After the installation we did a basic setup of collections, communities and went through authorization and authentication configuration, e.g. assigning users to a particular group based on shibboleth attributes.
Solving issues
When the installation was done, we went through the issues we’ve discussed before the visit. One of those was how to handle the original (old) urls and ids. We were looking for a way to redirect the PURLs for the records in the old system so that they map to CLARIN DSpace items (and/or to the handles assigned to these items). The PURLs contain identifier assigned to a particular item, so we’ve decided to do something similar for the handles. We can’t influence the prefix part (that’s assigned by CNRI), but the rest of the handle (the suffix) is completely in our hands and so we’ve used the item identifier too. This should make it fairly easy to map between the PURLs and handles, in fact no mapping is needed just a rewrite. Enabling items to be identified by legacy identifiers in the handles will help ensuring that legacy citations will remain valid. Also it seems much more user friendly when all of the ids used to refer an item look more or less the same compared to using two or more independent numbering schemas. Eventually this was just a small change to the export/import scripts between the old and the new systems.
We’ve also spent time going through how to customize the repository.
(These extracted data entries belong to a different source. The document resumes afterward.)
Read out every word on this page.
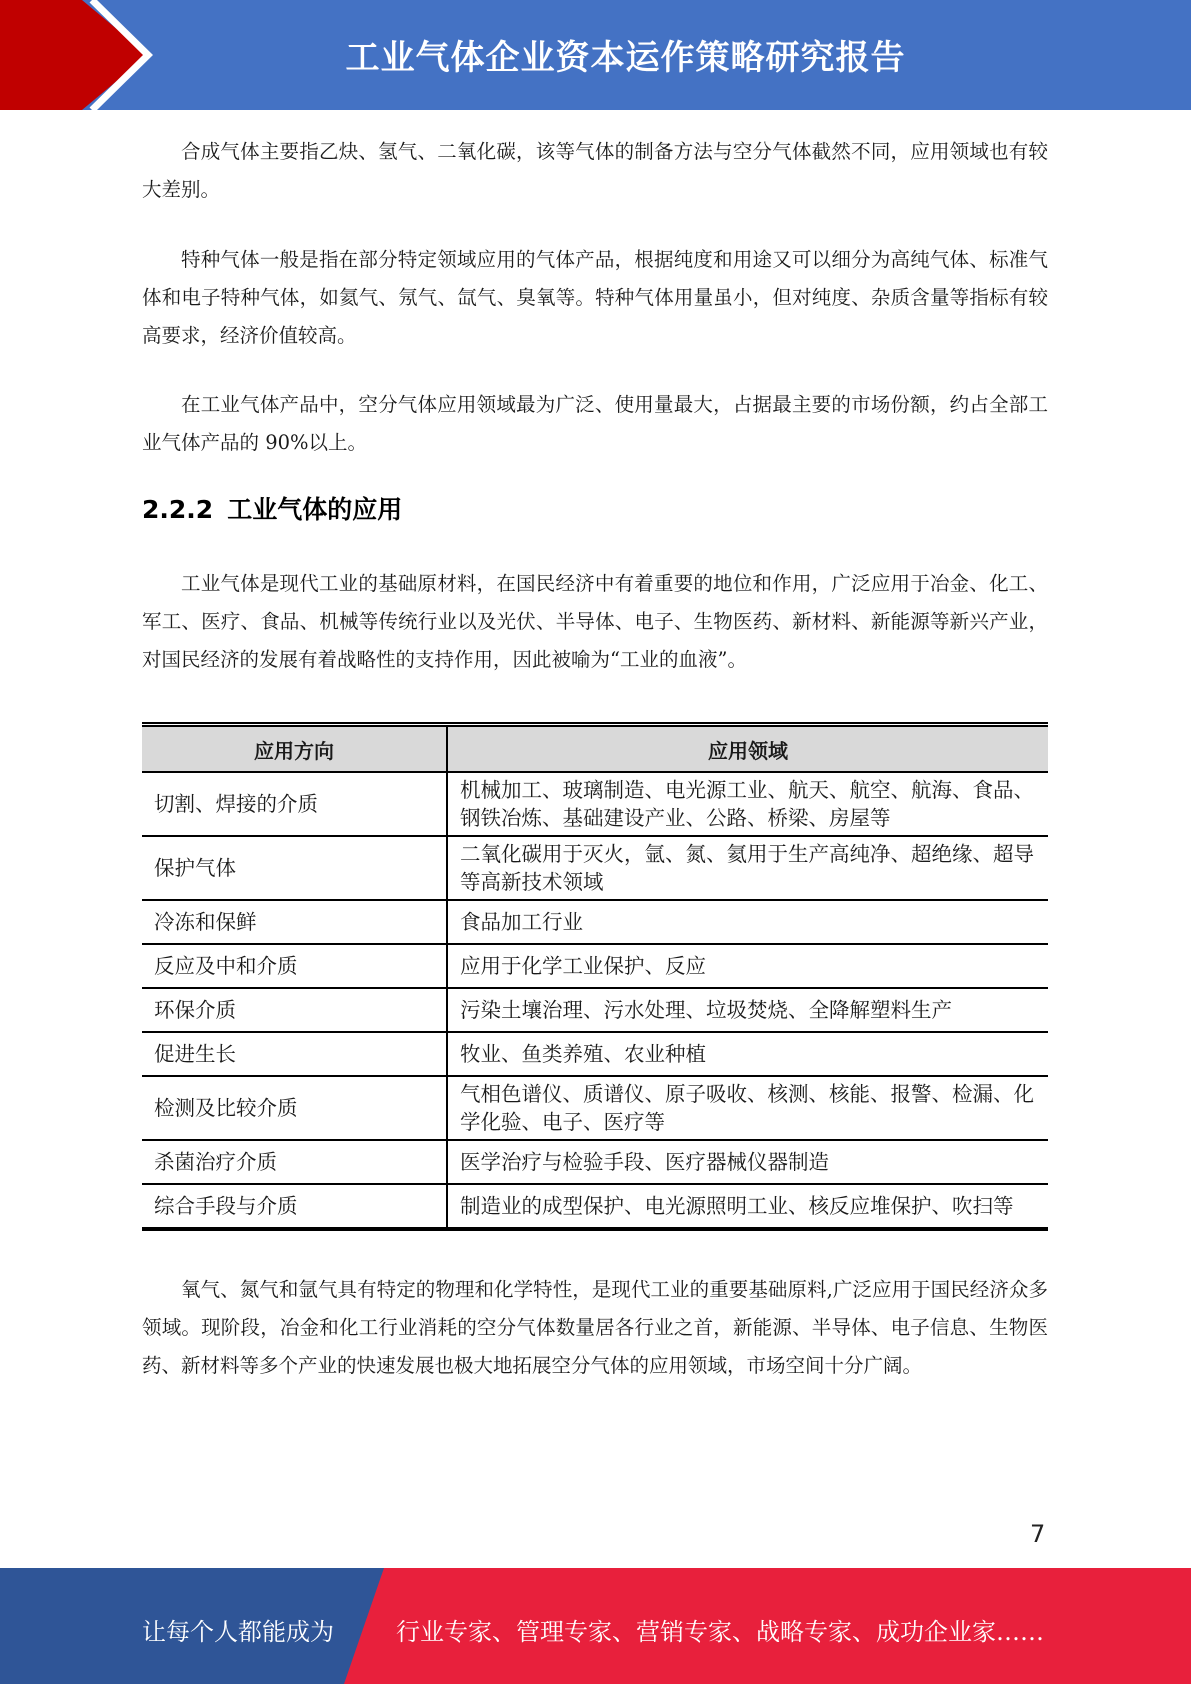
工业气体企业资本运作策略研究报告

合成气体主要指乙炔、氢气、二氧化碳，该等气体的制备方法与空分气体截然不同，应用领域也有较大差别。

特种气体一般是指在部分特定领域应用的气体产品，根据纯度和用途又可以细分为高纯气体、标准气体和电子特种气体，如氦气、氖气、氙气、臭氧等。特种气体用量虽小，但对纯度、杂质含量等指标有较高要求，经济价值较高。

在工业气体产品中，空分气体应用领域最为广泛、使用量最大，占据最主要的市场份额，约占全部工业气体产品的 90%以上。

2.2.2 工业气体的应用

工业气体是现代工业的基础原材料，在国民经济中有着重要的地位和作用，广泛应用于冶金、化工、军工、医疗、食品、机械等传统行业以及光伏、半导体、电子、生物医药、新材料、新能源等新兴产业，对国民经济的发展有着战略性的支持作用，因此被喻为“工业的血液”。

应用方向	应用领域
切割、焊接的介质	机械加工、玻璃制造、电光源工业、航天、航空、航海、食品、钢铁冶炼、基础建设产业、公路、桥梁、房屋等
保护气体	二氧化碳用于灭火，氩、氮、氦用于生产高纯净、超绝缘、超导等高新技术领域
冷冻和保鲜	食品加工行业
反应及中和介质	应用于化学工业保护、反应
环保介质	污染土壤治理、污水处理、垃圾焚烧、全降解塑料生产
促进生长	牧业、鱼类养殖、农业种植
检测及比较介质	气相色谱仪、质谱仪、原子吸收、核测、核能、报警、检漏、化学化验、电子、医疗等
杀菌治疗介质	医学治疗与检验手段、医疗器械仪器制造
综合手段与介质	制造业的成型保护、电光源照明工业、核反应堆保护、吹扫等

氧气、氮气和氩气具有特定的物理和化学特性，是现代工业的重要基础原料,广泛应用于国民经济众多领域。现阶段，冶金和化工行业消耗的空分气体数量居各行业之首，新能源、半导体、电子信息、生物医药、新材料等多个产业的快速发展也极大地拓展空分气体的应用领域，市场空间十分广阔。

7
让每个人都能成为	行业专家、管理专家、营销专家、战略专家、成功企业家……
Not only its look, but also the filters, facets and browse indexes that help the user navigate and search the content of the repository. These sometimes interact in non obvious ways and it’s necessary to follow few conventions.
Faced with an issue
One issue we didn’t get to solve is related to a date facet. For date facets the repository provides a sort of “zooming” - it divides the dates into buckets (e.g. years 1400-1499, 1500-1599, etc) and after selecting a bucket the remaining items are bucketed again, but with a smaller gap (e.g. if you selected the 1400-1499 bucket, you might see buckets for 1400-1409, 1410-1419, etc). The gap is computed automatically in such a way that splits the items in a fixed number of buckets. This usually works well, but the thing with some of the OTA records is that they have Before the Common Era dates or date ranges. Neither the date parser nor the bucketing algorithm plays well with this kind of data. We’ve decided that, since it couldn’t be fixed at the moment, it’d be best to create an additional metadata field during the import which would provide at least the first level of the buckets.
Conclusion
The visit was beneficial both for the OTA and myself. The OTA now has almost production ready installation and has gained better understanding of the repository and the software involved. For me it provided experience with CLARIN DSpace running under different circumstances and showed areas where improvement would be helpful.